Tuesday, February 05, 2013

Amazon discontinues its recently launched Canadian online newsstand

[This post has been updated] Amazon has discontinued its Canadian online newsstand only weeks after launching it. It means that Canadian magazines and books no longer will have a "Canadian storefront" on the popular Kindle tablet, according to a story posted on the Globe and Mail website by media reporter Steve Ladurantaye.  It means that individual single digital copies will no longer be available. No reason has been given for stopping the initiative before it had time to gain momentum. 

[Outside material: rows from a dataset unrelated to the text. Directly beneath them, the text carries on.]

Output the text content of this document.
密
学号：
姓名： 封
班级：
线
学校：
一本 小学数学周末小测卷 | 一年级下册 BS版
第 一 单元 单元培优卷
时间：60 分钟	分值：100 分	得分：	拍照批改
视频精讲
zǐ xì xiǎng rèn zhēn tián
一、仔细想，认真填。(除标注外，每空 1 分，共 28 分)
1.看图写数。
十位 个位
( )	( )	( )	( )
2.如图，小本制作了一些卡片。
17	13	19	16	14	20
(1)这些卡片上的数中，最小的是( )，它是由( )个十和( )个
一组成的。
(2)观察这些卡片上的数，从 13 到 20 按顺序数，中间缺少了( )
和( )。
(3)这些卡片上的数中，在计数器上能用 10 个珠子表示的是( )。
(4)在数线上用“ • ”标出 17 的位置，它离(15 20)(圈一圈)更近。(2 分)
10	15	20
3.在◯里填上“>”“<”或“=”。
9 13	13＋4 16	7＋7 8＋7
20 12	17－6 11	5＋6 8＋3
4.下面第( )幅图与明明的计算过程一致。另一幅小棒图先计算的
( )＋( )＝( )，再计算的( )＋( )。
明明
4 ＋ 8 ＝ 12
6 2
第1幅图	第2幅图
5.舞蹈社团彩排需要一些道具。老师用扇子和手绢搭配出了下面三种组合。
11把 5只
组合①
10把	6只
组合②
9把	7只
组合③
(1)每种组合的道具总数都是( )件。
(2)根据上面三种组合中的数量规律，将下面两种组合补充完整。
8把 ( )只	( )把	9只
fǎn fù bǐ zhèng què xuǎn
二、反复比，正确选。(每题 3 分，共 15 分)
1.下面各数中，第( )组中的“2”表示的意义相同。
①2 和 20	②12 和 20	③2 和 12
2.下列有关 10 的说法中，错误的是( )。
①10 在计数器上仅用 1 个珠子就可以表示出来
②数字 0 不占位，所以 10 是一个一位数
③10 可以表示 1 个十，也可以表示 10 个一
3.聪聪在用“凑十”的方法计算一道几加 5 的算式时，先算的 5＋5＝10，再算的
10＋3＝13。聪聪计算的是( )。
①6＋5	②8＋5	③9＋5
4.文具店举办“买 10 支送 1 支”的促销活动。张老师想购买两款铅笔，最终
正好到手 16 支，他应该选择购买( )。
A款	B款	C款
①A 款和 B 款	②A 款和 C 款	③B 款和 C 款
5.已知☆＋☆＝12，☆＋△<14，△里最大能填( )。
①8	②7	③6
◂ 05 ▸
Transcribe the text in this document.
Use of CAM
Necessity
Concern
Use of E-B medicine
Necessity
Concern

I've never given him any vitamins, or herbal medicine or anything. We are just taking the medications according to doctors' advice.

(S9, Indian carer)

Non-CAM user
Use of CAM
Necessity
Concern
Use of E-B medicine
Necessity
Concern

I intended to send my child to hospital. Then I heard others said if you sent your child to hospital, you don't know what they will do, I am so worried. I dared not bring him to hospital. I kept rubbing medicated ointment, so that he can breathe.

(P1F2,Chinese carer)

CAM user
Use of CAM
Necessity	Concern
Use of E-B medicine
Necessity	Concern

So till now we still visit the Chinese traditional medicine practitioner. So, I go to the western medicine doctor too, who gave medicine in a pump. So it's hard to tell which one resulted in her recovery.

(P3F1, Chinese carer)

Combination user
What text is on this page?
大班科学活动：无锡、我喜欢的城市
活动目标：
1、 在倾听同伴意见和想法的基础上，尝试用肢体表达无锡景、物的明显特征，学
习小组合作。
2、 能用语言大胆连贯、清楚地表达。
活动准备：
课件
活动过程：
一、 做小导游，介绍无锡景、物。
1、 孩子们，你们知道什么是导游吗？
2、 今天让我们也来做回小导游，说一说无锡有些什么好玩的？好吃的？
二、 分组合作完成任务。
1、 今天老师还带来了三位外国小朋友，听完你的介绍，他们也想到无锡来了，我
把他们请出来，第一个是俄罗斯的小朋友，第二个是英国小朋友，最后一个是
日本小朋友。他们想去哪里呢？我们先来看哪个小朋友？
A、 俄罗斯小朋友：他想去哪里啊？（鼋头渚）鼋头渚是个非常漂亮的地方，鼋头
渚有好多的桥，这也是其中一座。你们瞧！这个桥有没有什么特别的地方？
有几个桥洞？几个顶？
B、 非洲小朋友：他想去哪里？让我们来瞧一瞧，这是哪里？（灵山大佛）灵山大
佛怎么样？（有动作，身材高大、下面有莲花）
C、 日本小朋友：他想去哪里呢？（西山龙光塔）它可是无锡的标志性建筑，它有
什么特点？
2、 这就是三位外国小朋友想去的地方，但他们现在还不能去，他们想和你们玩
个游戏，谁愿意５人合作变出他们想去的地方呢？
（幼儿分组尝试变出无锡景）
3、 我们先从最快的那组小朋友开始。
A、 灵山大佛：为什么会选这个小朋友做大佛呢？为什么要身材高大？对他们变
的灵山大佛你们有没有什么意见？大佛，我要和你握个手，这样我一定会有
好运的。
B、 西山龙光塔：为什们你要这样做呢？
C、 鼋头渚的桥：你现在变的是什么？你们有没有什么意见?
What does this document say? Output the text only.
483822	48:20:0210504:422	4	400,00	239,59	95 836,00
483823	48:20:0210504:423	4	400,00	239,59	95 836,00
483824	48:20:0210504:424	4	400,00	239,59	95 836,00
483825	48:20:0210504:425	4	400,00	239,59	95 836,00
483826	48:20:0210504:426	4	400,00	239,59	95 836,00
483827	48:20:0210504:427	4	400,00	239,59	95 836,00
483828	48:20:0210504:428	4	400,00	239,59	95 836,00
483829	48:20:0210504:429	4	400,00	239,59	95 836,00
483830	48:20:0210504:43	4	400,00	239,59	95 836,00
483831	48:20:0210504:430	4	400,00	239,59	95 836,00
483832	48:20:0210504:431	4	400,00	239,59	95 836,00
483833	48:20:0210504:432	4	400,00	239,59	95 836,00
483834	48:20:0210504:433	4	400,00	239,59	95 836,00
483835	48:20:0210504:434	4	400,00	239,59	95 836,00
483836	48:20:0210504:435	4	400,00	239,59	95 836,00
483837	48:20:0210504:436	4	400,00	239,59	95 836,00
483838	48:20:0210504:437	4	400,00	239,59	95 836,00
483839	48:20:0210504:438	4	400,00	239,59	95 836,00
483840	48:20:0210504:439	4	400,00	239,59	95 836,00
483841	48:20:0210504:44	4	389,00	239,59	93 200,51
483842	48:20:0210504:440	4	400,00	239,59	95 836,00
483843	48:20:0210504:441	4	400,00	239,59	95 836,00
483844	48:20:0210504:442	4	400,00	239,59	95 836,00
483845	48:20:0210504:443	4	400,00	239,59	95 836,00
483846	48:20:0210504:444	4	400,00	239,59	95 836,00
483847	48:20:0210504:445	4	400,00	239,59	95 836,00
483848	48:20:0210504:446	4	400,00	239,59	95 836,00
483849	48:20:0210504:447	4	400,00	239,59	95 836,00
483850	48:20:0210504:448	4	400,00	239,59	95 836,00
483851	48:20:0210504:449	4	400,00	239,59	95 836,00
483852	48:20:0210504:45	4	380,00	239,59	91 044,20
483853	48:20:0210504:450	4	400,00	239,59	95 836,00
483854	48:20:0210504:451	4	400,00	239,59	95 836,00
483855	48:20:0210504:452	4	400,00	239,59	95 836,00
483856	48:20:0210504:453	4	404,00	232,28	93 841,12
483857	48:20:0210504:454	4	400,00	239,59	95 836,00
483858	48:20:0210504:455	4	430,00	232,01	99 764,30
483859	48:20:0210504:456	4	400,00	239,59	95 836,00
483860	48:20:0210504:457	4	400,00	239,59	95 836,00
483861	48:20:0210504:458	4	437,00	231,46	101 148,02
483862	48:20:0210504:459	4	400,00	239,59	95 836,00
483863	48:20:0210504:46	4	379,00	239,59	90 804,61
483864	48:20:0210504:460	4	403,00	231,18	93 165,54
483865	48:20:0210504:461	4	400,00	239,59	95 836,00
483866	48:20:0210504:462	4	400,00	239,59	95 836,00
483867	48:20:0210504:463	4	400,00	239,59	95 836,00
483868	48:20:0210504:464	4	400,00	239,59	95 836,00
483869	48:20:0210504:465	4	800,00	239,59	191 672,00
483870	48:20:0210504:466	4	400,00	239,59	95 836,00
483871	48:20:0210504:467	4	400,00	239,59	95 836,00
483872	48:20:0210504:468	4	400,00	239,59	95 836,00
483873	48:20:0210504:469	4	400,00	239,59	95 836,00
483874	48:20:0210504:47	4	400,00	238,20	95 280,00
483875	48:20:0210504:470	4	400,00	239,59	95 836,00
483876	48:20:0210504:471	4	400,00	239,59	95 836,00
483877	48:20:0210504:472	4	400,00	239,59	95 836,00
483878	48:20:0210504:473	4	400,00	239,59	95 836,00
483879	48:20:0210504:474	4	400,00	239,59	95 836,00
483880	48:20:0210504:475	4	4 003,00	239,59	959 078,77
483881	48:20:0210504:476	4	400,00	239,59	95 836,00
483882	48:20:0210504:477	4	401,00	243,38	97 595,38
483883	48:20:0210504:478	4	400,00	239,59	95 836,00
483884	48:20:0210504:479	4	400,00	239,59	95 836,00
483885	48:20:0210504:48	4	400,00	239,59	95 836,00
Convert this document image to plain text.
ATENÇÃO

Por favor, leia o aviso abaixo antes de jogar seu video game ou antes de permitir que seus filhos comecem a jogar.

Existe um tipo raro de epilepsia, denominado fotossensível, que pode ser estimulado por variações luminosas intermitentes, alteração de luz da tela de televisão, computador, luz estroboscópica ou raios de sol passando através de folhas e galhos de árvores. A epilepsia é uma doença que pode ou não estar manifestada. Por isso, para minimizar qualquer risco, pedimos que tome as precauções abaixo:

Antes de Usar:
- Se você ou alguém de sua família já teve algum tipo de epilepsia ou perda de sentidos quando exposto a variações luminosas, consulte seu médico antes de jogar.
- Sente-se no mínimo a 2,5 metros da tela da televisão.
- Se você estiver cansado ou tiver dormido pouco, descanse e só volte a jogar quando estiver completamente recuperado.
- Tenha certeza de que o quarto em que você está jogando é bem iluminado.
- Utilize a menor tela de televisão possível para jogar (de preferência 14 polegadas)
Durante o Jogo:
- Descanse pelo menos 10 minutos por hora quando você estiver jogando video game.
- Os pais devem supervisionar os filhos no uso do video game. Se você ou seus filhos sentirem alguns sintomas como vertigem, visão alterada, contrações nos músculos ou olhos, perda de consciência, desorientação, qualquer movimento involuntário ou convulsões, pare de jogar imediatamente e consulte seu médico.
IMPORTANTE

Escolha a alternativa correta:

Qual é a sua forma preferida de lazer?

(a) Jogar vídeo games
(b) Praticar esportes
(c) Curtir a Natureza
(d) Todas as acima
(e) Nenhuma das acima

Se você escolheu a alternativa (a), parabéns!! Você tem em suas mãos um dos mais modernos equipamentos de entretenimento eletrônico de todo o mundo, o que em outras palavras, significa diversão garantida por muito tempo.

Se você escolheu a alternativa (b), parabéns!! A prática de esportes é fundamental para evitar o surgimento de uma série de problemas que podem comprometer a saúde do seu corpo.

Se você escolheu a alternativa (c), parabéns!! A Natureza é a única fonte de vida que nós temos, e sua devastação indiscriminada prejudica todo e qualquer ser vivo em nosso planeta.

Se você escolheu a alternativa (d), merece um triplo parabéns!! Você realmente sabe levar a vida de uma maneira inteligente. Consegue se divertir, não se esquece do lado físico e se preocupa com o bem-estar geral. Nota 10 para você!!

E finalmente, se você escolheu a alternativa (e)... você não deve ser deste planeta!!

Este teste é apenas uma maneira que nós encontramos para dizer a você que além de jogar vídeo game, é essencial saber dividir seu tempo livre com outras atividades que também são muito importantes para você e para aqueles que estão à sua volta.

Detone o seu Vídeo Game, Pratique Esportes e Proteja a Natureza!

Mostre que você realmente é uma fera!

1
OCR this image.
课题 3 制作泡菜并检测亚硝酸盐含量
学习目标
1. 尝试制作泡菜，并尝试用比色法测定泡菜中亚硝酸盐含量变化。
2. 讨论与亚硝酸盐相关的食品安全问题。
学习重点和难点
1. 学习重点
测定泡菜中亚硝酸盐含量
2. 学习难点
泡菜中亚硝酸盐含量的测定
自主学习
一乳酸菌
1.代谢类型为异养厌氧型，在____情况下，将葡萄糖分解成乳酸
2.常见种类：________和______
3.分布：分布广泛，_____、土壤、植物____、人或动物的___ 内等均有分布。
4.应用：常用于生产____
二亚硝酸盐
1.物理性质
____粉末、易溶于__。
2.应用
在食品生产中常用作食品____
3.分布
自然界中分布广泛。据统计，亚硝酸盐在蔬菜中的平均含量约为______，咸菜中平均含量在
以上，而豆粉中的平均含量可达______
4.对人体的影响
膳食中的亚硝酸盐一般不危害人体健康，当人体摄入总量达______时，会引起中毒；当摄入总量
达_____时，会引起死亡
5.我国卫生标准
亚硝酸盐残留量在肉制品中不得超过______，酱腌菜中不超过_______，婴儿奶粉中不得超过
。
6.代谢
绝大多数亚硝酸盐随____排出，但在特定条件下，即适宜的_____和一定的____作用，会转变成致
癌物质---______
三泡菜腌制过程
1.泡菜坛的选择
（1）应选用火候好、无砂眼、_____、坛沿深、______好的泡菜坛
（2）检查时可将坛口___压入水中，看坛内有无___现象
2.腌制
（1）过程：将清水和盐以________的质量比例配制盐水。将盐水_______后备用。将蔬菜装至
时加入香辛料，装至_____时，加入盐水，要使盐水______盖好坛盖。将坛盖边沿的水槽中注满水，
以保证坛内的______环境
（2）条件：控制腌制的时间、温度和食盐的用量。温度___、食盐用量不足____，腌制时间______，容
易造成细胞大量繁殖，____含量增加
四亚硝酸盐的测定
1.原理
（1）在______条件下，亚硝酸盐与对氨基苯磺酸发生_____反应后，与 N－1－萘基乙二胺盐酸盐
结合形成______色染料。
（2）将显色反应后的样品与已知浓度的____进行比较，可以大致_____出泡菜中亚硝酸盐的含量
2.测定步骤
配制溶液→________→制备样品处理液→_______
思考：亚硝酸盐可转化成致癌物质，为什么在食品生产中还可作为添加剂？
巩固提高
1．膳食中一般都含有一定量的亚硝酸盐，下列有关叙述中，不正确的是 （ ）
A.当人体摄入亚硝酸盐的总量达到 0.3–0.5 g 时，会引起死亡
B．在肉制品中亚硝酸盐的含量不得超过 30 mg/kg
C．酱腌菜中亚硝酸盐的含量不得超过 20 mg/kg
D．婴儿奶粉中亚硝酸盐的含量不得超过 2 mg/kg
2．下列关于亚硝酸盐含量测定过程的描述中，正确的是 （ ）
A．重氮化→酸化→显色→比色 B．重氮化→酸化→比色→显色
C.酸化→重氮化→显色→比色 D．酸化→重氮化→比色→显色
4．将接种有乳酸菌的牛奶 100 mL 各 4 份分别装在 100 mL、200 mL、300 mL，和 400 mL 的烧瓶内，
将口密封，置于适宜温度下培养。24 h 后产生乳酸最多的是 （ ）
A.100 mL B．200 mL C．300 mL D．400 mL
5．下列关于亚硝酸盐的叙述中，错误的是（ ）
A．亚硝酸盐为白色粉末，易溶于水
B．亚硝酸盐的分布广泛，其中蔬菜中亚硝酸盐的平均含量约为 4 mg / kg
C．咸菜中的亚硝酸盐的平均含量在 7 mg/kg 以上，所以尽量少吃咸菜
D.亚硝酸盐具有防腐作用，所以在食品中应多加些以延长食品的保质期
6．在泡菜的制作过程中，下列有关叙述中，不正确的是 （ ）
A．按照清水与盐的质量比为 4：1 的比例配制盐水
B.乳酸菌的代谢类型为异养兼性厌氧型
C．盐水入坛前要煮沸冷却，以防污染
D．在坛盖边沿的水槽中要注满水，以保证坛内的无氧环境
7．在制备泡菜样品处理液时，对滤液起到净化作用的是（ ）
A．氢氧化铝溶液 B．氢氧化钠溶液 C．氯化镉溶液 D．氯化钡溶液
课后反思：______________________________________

Amazon announced January 23 that the top-of-the-line Kindle and Kindle Paperwhite were available in Canada.
“Current subscriptions will be cancelled and refunded,” a spokesman at the company’s Canadian public relations agency Sonic Boom Creative Media said, adding he couldn’t answer any questions about why the decision was made or whether the newsstand could be revived at some point. 
The digital editions have found a niche audience among Canadian readers, who pay far less for the Kindle subscription than they would for home delivery of a physical product. Publishers across the country – whose subscriber counts range from a few hundred to a few thousand each month – said they weren’t notified of the change.
The rival Kobo newsstand will continue to offer monthly subscriptions, but not the single copies to a larger catalogue of titles which Amazon offered. Google has also recently begun selling digital magazines in Canada. And the Digital Newsstand, a joint venture between Magazines Canada and Zinio,  continues to offer both digital subscriptions and single copies of a large number of Canadian titles. 

[Update: Magazines Canada has informed me that its digital newsstand sales are up 59% in last fiscal year and it  is on track to break its second 1 million single copy sales by later in 2013.]